Commerce de détail: une question de budgets
13 janvier 2026 - Mitch Strohminger, directeur de l’analyse de marché au groupe CoStar, signe une nouvelle chronique mensuelle dans Premières en affaires. En ce début d’année, alors que l’enseigne La Baie a fermé son espace au centre-ville, on s’intéresse au secteur du commerce de détail.

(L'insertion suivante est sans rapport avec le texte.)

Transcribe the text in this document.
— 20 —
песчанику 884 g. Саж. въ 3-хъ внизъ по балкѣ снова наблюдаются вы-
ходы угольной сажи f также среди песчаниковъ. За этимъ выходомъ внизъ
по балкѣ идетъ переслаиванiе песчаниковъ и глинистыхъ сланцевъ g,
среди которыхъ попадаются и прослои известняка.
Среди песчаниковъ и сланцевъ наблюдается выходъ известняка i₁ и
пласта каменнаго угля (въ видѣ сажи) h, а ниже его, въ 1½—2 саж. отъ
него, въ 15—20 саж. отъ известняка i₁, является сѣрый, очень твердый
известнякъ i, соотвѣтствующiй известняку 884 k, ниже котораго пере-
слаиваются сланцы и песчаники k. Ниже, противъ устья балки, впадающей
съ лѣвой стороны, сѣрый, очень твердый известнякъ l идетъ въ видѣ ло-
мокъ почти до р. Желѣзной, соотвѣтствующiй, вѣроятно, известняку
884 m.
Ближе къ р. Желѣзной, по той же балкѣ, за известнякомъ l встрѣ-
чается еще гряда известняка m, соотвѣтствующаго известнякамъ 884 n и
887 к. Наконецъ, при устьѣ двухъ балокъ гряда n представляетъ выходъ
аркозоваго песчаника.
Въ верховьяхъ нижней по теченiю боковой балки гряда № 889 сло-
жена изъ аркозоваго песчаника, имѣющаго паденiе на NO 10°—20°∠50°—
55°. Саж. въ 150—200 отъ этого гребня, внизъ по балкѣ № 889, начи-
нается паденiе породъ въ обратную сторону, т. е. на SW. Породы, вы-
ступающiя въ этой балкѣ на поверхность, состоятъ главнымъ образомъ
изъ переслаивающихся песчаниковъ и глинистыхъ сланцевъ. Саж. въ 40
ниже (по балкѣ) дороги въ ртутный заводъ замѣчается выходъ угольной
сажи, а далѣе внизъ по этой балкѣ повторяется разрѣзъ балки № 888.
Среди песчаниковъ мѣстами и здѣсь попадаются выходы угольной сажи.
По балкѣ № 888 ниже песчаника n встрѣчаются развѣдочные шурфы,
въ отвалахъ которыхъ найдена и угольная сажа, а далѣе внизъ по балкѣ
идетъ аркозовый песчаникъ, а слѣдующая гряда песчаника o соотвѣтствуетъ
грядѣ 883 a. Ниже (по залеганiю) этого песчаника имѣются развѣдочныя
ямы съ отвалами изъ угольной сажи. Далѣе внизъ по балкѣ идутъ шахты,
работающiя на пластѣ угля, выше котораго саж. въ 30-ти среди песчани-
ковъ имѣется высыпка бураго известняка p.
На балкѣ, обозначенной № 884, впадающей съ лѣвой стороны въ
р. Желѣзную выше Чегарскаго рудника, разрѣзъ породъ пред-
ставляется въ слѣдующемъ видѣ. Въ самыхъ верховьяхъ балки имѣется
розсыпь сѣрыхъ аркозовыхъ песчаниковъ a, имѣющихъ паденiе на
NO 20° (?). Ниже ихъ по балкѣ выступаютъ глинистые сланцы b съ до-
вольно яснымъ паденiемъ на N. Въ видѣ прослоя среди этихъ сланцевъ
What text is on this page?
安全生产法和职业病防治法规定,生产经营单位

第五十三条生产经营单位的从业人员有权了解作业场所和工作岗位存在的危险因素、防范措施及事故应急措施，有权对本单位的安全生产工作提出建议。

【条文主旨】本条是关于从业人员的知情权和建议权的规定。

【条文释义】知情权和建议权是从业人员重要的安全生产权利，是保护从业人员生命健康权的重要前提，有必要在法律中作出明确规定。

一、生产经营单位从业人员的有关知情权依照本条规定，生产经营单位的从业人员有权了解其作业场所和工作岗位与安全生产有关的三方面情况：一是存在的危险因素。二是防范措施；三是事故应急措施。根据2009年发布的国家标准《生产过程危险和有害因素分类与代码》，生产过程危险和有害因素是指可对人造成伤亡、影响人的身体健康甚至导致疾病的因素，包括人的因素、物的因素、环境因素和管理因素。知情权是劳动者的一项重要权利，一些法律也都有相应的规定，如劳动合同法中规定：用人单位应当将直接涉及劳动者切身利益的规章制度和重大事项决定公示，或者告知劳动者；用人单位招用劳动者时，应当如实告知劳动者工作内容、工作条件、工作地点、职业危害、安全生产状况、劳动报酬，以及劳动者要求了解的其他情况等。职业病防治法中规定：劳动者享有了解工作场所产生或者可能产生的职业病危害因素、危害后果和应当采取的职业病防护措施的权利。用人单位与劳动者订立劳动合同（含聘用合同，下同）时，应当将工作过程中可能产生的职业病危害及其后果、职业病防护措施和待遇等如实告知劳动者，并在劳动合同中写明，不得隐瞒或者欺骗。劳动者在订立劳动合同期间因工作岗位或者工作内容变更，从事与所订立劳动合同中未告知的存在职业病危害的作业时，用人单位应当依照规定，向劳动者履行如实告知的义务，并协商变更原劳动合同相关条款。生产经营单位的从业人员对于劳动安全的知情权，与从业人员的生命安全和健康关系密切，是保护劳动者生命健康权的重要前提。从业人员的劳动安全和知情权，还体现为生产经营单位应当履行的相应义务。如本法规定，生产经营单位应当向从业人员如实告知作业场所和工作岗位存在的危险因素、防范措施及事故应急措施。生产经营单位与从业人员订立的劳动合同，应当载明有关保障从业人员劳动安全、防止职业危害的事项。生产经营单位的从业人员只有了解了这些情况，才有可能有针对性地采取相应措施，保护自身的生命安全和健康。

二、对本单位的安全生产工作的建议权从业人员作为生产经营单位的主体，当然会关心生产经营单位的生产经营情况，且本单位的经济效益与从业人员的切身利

Les ventes au détail à Montréal restent modérées, mais de meilleurs jours pourraient s’annoncer. Selon les dernières données publiées par Statistique Canada, les ventes au détail à Montréal ont augmenté d’environ 1,3 milliard de dollars entre décembre 2021 et octobre 2025. Toutefois, une fois ajustés pour tenir compte de l’inflation, les résultats traduisent une croissance essentiellement stable, même si Montréal a connu une importante hausse de sa population attribuable aux migrations internationales. Cela dit, certains obstacles qui ont pesé sur la capacité de dépense des Montréalais semblent s’estomper. Cette évolution pourrait soutenir une reprise de l’activité commerciale et, par extension, favoriser le marché de l’immobilier commercial au cours des prochaines années.
Les prix des loyers ont bondi en moyenne de 6,7 % par an au cours des cinq dernières années, ce qui limite la capacité de dépense des consommateurs.
Si les ventes au détail nominales ont continué de progresser à Montréal, leur performance réelle est restée stable depuis 2021, malgré l’arrivée de 90 000 nouveaux résidents due à la forte hausse de l’immigration entre le milieu de 2023 et le milieu de 2024. En conséquence, en termes réels, les Montréalais dépensent moins par habitant dans les commerces de détail qu’auparavant.
Les investisseurs misent sur une amélioration des conditions du commerce de détail. En effet, les acquisitions de biens immobiliers commerciaux ont augmenté au cours de chacun des quatre derniers trimestres consécutifs.
L’un des principaux facteurs explicatifs demeure le coût élevé du logement. Les loyers des appartements ont augmenté en moyenne de 6,7 % par an au cours des cinq dernières années, obligeant les locataires à consacrer une part toujours plus importante de leur revenu net au paiement du loyer. La hausse des taux d’intérêt amorcée au début de 2022 a eu un effet similaire sur certains propriétaires, dont les paiements hypothécaires mensuels à taux variable ont augmenté au fur et à mesure que les taux d’intérêt grimpaient.
De plus, au cours des huit années précédant 2025, l’administration municipale a accru ses dépenses de 32,4 %, tandis que la facture fiscale moyenne des propriétaires résidentiels a bondi de 38,3 % au cours de la même période, selon The Montreal Gazette; le taux d’inflation sur la même période s’est établi à 20 %.
Cette augmentation des taxes municipales a également nui à la capacité moyenne des consommateurs montréalais d’effectuer de nouveaux achats. Mais certains de ces vents contraires pourraient s’inverser. La croissance des loyers des appartements a ralenti pour s’établir à environ 1 % par année et devrait diminuer dans les mois à venir, à mesure que la ville absorbera les nouveaux logements livrés au cours des dernières années, ce qui devrait permettre aux locataires montréalais d’avoir plus d’argent dans leurs poches.
Les propriétaires devraient également bénéficier d’un certain répit à Montréal. Les taux d’intérêt ont baissé, passant de 5 % à 2,25 %, et d’autres diminutions sont possibles si la croissance ralentit et si les perspectives d’inflation sont favorables. Cela pourrait se traduire par des taux d’intérêt potentiellement plus faibles pour les nouveaux acheteurs et les Montréalais qui renouvellent leur hypothèque, ce qui devrait également soutenir les dépenses discrétionnaires des propriétaires de la région. Les investisseurs semblent miser sur une amélioration des conditions du commerce de détail. En effet, les acquisitions de biens immobiliers commerciaux ont augmenté au cours de chacun des quatre derniers trimestres consécutifs. Le volume des transactions commerciales affiche une progression au quatrième trimestre de 2025 par rapport au troisième trimestre, même en excluant la vente des Promenades Saint-Bruno, qui représentait plus de la moitié du volume total des ventes au cours de ce trimestre.